Episode 5 – How do I Pray the Liturgy of the Hours? – Praying the Liturgy of the Hours with Fr. Timothy Gallagher
From “Praying the Liturgy of the Hours “, Fr. Gallagher discusses:
The renewed Liturgy of the Hours offers five daily times of prayer: Morning Prayer, to be said as the day begins; Daytime Prayer, to be said in late morning, midday, or midafternoon; Evening Prayer, to be said in the evening; Night Prayer, to be said just before retiring; and the Office of Readings, a longer and more meditative prayer to be said at any convenient time during the day. Morning and Evening Prayer, depending on how they are prayed— alone or in a group, with or without singing, and so forth— may take ten to fifteen minutes. Daytime Prayer is shorter and Night Prayer shorter still.
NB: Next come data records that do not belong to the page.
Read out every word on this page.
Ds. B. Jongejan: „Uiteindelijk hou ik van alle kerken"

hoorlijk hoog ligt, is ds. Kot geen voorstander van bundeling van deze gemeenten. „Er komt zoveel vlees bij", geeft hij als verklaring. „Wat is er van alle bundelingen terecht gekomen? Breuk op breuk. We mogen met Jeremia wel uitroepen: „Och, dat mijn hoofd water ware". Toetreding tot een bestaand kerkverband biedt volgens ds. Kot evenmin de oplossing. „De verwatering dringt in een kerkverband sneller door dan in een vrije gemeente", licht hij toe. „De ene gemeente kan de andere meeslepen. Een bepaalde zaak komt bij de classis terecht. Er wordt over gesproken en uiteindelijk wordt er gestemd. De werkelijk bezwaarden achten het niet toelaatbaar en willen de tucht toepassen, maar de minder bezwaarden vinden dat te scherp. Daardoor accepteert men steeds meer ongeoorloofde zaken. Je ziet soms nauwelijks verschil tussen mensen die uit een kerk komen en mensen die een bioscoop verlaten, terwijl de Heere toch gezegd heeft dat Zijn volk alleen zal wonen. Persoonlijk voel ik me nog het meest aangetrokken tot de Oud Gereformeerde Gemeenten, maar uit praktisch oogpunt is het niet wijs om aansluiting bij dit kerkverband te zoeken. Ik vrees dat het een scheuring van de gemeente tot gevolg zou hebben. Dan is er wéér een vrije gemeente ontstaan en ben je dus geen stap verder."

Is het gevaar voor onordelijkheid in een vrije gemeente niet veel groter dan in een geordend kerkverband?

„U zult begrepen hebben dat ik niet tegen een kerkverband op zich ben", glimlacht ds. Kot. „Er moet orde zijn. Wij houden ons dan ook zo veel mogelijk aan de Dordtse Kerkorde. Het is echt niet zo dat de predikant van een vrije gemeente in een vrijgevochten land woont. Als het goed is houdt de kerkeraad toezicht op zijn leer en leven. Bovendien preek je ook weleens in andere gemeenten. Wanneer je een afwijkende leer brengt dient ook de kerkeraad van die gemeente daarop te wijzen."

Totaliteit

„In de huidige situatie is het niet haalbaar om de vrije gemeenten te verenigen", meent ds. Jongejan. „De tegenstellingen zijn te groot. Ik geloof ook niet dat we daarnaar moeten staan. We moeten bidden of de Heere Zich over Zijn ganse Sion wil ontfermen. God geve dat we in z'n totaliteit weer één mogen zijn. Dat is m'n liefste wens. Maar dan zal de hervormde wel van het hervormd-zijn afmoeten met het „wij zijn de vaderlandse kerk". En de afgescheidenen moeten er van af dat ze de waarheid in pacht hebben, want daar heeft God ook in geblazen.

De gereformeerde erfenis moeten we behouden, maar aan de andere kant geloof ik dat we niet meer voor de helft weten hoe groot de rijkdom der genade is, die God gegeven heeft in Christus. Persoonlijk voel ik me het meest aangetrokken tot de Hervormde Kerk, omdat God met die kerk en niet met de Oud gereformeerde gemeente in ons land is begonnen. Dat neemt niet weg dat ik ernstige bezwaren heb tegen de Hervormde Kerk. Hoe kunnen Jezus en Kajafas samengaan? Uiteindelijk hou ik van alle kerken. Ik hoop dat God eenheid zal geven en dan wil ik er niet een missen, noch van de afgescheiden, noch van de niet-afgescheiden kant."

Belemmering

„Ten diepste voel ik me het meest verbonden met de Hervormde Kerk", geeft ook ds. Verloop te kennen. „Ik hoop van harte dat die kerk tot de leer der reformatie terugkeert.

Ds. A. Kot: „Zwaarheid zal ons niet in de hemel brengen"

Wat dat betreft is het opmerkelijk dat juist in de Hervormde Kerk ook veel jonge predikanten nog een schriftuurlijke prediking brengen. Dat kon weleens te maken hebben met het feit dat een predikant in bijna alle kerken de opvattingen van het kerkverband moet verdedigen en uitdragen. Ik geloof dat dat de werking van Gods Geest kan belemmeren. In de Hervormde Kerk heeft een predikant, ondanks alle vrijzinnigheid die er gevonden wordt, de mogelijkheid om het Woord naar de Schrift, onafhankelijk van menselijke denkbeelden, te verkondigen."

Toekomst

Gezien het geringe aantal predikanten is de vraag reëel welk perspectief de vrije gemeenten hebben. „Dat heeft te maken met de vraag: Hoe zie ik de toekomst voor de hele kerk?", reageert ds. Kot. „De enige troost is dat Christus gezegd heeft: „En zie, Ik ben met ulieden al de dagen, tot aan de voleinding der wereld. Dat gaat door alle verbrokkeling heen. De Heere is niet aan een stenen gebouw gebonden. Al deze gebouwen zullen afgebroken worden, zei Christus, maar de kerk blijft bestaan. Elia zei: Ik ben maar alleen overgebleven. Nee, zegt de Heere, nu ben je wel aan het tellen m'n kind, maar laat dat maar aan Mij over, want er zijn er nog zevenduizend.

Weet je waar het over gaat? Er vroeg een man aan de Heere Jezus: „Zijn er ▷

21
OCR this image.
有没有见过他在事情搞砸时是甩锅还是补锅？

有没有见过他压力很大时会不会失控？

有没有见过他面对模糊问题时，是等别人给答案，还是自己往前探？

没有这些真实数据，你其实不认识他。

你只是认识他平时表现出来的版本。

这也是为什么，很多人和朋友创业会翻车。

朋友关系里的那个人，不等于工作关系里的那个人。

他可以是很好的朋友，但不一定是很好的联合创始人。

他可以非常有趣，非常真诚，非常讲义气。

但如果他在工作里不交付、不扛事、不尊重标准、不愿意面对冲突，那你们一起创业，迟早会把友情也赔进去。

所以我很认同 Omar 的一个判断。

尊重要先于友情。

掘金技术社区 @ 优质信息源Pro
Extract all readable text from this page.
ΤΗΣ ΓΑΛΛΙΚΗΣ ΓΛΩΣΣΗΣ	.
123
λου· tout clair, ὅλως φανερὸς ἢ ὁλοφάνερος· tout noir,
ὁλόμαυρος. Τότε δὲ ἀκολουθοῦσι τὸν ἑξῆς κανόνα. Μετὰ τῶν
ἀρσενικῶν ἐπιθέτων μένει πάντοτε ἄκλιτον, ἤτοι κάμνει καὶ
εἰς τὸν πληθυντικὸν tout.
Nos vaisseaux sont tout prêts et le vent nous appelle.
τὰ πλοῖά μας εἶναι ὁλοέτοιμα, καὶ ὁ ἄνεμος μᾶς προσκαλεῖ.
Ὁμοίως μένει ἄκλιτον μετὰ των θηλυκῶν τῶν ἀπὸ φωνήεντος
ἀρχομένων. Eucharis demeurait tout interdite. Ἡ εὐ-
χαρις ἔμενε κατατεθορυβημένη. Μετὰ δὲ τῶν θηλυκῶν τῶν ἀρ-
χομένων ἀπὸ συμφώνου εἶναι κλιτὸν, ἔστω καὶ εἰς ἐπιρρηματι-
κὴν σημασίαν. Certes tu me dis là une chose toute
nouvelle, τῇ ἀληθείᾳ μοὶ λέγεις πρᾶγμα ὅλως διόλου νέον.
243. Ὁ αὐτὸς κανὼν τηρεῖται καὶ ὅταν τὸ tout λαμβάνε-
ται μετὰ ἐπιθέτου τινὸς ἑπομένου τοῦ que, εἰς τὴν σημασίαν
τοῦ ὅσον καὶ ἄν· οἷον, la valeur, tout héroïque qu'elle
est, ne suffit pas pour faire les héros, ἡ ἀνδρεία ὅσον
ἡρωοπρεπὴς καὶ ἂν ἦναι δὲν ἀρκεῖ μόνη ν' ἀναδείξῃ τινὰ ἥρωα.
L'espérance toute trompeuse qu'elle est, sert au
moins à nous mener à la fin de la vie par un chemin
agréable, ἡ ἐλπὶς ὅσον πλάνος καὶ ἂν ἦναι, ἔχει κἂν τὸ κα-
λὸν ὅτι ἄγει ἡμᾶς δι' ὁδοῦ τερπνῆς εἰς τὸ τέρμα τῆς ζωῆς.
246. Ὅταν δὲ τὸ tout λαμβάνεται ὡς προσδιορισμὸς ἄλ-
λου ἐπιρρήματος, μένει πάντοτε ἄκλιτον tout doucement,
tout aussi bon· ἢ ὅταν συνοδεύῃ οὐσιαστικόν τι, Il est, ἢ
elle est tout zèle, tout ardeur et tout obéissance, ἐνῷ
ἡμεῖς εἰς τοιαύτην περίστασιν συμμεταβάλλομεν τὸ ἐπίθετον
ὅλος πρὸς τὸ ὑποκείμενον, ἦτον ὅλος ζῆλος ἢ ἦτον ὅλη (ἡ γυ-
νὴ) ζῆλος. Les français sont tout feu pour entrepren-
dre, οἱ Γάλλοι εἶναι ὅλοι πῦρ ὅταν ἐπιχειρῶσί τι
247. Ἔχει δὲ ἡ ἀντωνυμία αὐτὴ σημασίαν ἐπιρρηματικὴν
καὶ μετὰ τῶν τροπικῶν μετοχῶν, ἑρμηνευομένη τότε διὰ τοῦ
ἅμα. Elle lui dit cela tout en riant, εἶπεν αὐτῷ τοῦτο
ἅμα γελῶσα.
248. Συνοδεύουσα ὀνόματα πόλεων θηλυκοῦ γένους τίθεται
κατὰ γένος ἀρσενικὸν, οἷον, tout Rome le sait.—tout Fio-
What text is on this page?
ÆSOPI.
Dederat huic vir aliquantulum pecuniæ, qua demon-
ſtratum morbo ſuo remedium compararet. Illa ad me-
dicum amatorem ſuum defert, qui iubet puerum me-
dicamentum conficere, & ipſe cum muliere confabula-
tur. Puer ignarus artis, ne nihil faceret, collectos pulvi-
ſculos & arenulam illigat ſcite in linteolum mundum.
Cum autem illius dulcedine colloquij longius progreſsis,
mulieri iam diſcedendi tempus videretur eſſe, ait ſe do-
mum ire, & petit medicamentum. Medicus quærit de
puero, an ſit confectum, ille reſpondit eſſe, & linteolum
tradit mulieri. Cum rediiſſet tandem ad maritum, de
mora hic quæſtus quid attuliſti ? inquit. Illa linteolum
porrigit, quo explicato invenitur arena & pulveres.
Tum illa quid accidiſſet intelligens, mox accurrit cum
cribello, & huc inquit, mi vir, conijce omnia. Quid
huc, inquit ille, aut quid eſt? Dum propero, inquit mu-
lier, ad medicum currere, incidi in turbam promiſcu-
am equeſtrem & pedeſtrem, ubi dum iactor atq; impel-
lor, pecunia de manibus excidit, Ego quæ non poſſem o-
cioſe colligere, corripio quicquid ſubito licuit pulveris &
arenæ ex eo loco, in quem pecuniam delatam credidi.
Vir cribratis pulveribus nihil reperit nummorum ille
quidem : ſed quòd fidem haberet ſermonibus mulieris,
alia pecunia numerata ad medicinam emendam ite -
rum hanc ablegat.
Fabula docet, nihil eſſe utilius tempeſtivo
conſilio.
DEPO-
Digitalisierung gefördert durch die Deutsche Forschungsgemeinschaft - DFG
The Office of Readings may take twenty minutes, or more if one has time for further reflection on the readings.
The two “hinge” (principal) hours, Morning Prayer and Evening Prayer, follow essentially the same pattern. After an invocation of God’s help and a brief prayer of praise, the hour begins with a hymn. As a hymn, ideally this is sung, though in individual prayer it is often recited. Two psalms and a biblical canticle follow, each introduced and concluded by an antiphon. A short passage from Scripture is next read, together with a prayer of response to its message. A Gospel canticle— Zechariah’s Benedictus in the morning and Mary’s Magnificat in the evening— with its antiphon is then prayed. The hour concludes with intercessions for various needs, the Our Father, and a final prayer.
Daytime Prayer consists of a hymn, three psalms, a short scriptural reading, and a final prayer. Night Prayer follows a similar pattern, shortened, however, to one psalm and with prayers appropriate to the day’s end. The Office of Readings begins with a hymn and three psalms that prepare for two longer readings, one from the Bible and the other from a Church Father, a saint, or another classic spiritual writer. These readings offer daily nourishment for reflection and meditation.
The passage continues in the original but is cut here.